The lack of news, year after year, leaves a void that can only be filled, and very much is, by baseless theorising. Maybe Bond will be younger this time. Or black. Maybe they’ll take the series back in time. Knight has dished out a few remarks in interviews about trying not to be overwhelmed by fan expectations, considering 007 to be a form of folklore, and respecting the legacy of Ian Fleming. He wants his Bond to be “the same but different, and better, stronger and bolder”, he has said.

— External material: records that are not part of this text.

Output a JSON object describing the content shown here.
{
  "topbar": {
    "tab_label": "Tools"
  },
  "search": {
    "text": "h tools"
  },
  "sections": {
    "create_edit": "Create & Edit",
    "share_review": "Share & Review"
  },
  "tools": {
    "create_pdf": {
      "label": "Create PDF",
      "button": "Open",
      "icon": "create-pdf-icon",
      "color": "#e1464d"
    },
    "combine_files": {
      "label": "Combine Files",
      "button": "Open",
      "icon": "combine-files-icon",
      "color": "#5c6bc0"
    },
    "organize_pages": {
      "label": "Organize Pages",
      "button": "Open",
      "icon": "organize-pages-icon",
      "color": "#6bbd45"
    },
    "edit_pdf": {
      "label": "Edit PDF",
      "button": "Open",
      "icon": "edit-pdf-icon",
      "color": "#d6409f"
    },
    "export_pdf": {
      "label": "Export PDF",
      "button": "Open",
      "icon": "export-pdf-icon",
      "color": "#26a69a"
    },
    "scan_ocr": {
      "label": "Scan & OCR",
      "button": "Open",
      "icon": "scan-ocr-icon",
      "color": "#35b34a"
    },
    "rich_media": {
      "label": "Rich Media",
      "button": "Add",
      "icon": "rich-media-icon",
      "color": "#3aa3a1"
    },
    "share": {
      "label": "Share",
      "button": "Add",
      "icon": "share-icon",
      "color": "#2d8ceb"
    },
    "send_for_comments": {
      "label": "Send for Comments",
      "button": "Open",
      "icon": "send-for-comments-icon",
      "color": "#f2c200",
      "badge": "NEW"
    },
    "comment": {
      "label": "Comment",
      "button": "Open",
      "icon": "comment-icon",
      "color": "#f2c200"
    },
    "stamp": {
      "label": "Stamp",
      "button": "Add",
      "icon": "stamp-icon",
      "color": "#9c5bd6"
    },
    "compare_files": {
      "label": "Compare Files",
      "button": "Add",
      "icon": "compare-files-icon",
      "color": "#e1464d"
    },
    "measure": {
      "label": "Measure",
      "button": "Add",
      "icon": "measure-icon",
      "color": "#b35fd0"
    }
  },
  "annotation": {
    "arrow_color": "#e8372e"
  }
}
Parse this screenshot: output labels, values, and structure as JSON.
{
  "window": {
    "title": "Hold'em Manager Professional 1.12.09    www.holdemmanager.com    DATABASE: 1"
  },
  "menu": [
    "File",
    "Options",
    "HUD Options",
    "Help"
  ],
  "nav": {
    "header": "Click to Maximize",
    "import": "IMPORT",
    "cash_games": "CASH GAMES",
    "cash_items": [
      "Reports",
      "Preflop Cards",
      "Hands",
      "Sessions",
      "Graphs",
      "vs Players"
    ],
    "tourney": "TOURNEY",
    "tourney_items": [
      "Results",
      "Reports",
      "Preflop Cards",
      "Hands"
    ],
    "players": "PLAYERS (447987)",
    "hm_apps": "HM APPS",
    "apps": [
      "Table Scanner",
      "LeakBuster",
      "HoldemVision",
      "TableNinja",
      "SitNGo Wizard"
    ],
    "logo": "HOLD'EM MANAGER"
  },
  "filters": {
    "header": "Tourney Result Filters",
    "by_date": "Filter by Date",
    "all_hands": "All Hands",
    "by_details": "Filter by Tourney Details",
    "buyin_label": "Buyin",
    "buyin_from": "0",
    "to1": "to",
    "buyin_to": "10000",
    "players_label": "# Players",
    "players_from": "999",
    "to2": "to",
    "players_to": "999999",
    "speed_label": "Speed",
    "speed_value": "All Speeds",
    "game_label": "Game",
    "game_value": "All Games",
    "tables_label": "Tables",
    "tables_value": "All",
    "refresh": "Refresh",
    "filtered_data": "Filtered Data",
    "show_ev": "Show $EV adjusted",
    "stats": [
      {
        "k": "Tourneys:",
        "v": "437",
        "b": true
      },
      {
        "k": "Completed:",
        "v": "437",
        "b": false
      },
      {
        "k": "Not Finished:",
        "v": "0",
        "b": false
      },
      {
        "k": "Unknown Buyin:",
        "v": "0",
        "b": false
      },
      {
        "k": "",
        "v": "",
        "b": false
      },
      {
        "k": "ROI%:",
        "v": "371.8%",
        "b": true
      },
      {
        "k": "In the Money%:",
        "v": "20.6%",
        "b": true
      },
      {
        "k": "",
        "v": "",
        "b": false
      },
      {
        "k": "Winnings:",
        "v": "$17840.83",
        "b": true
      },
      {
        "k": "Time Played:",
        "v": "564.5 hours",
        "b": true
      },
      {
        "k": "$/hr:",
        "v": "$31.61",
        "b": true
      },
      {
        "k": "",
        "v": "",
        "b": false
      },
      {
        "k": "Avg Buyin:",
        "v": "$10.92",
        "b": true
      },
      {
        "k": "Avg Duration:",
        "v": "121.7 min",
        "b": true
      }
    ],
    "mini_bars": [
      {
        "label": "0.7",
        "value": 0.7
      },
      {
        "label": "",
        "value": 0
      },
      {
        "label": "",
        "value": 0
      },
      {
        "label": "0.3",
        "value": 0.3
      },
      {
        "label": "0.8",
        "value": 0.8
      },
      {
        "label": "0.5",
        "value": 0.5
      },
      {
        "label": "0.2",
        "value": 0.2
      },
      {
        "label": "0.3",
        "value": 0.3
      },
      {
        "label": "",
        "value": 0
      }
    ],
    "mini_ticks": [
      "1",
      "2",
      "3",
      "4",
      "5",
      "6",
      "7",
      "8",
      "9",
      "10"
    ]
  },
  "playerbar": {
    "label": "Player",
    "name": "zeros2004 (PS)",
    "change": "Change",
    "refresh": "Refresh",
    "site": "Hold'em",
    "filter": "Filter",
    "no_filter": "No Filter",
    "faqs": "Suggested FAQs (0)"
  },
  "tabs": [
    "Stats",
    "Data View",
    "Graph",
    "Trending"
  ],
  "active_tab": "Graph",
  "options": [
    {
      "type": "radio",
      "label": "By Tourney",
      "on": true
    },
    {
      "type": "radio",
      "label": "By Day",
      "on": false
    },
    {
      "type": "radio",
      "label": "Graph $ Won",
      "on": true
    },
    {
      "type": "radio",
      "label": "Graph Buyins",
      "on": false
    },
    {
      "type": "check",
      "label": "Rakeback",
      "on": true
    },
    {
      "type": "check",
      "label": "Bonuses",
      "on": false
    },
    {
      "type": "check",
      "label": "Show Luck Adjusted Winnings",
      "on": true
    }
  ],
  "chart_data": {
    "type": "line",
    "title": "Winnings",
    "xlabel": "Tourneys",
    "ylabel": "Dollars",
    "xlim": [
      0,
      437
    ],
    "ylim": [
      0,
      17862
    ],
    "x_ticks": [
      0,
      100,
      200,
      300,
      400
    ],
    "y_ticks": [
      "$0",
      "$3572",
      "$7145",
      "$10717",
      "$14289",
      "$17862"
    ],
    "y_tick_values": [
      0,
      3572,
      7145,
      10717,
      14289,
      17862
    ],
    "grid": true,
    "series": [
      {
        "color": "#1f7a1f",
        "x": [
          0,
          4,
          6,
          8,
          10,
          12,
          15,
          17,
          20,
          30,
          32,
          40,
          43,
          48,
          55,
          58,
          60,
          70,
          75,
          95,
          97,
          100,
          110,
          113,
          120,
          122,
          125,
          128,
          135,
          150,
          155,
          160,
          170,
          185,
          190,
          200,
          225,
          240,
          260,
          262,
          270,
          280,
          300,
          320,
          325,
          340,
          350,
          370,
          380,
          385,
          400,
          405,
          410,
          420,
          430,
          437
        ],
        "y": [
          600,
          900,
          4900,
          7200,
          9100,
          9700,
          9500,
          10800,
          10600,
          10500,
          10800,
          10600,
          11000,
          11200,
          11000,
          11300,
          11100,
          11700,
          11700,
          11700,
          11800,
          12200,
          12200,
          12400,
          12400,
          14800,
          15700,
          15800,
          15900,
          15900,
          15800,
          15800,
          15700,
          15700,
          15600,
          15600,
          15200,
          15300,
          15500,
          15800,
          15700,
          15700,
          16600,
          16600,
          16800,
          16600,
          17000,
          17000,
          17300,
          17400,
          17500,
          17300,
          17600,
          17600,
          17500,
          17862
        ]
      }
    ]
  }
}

Extrapolating from Knight’s track record, this has led prognosticators to assume that we’re getting a grittier, more aggressive Bond, with or without a Brum accent, and possibly something semi-adapted from an underrated Fleming novel that hasn’t been done yet. But for all we know, Bond could burst in wearing a tutu and be played by Miriam Margolyes. Absolutely nothing solid has been divulged.
Whenever the casting rumour mill goes through another rotation – most recently it was Jacob Elordi, before that Callum Turner, and before that Aaron Taylor-Johnson – there’s a flurry of excitement that we might be getting closer, mixed with shock-horror about the suitability of each mooted candidate. But straight after the noise subsides, the cold water floods in. The usually reliable media expert Matt Belloni is certain that they won’t cast until the script is ready, and he is certain that it is not. The film analyst Stephen Follows has run the maths, and deduced that history tells us it’s likelier to be someone you’ve never heard of, such as House of the Dragon star Tom Glynn-Carney.
I have my own pet theory, obviously wrong, that Elordi is being eyed up as the baddie, not as Bond, and look forward to that being roundly disproved. In about three years.

This is all teething trouble, of course, because Bond’s new corporate owners are like godparents dealing with an orphan. With that great power comes not only great responsibility, but blind panic. The first film any new Bond actor gets to make is all-important, both for refreshing the tone and refilling the coffers. Executives with an eye on profit margins are sure to be concerned about the financial fortunes of the Mission: Impossible franchise, which became increasingly Bond-esque towards the end – and peaked in 2018, making losses in its final reckoning.
If Bond reached a zenith at the global box office with Skyfall (2012, $1.1bn), which is worryingly possible, it’s bad news for the series. Bond films are notoriously expensive to make, no matter how many luxury watch brands chip in. Spectre (2016) grossed $880m because it wasn’t satisfying, and No Time to Die (2021) – delayed, compromised, or both, by the pandemic – sank lower still with $774m. That’s not a flop, but it’s still a disappointment: everyone in custody of the series will be trying to figure out a foolproof way of doubling it.
The trouble is that there’s no such thing. There are no cheats for making a genuinely thrilling Bond film: it’s hard work. You have to make a rock-solid casting choice, go into production with a smart script that’s ready, and execute it with pace (which has been particularly lacking of late) and wit and panache. It has to be good.
No wonder it’s taking so long, because these circumstances have almost never lined up in 007’s history. They have tried to make do, as they did in Quantum of Solace (2008) – a place-holder sequel to Casino Royale that was shot by the seat of everyone’s pants in the middle of a writers’ strike. This time, they’d be insane to let that happen. It’s easy to imagine how the rights-holders might be bricking it, then, because any old Bond film is not their winning ticket. They could green-light something dodgy, make a huge loss, and rue the day they ever took charge.
Bond would always have the option of going downmarket – but who wants a canned martini from Lidl? We’re in it for the luxury. There’s no hurrying it, and I feel their pain.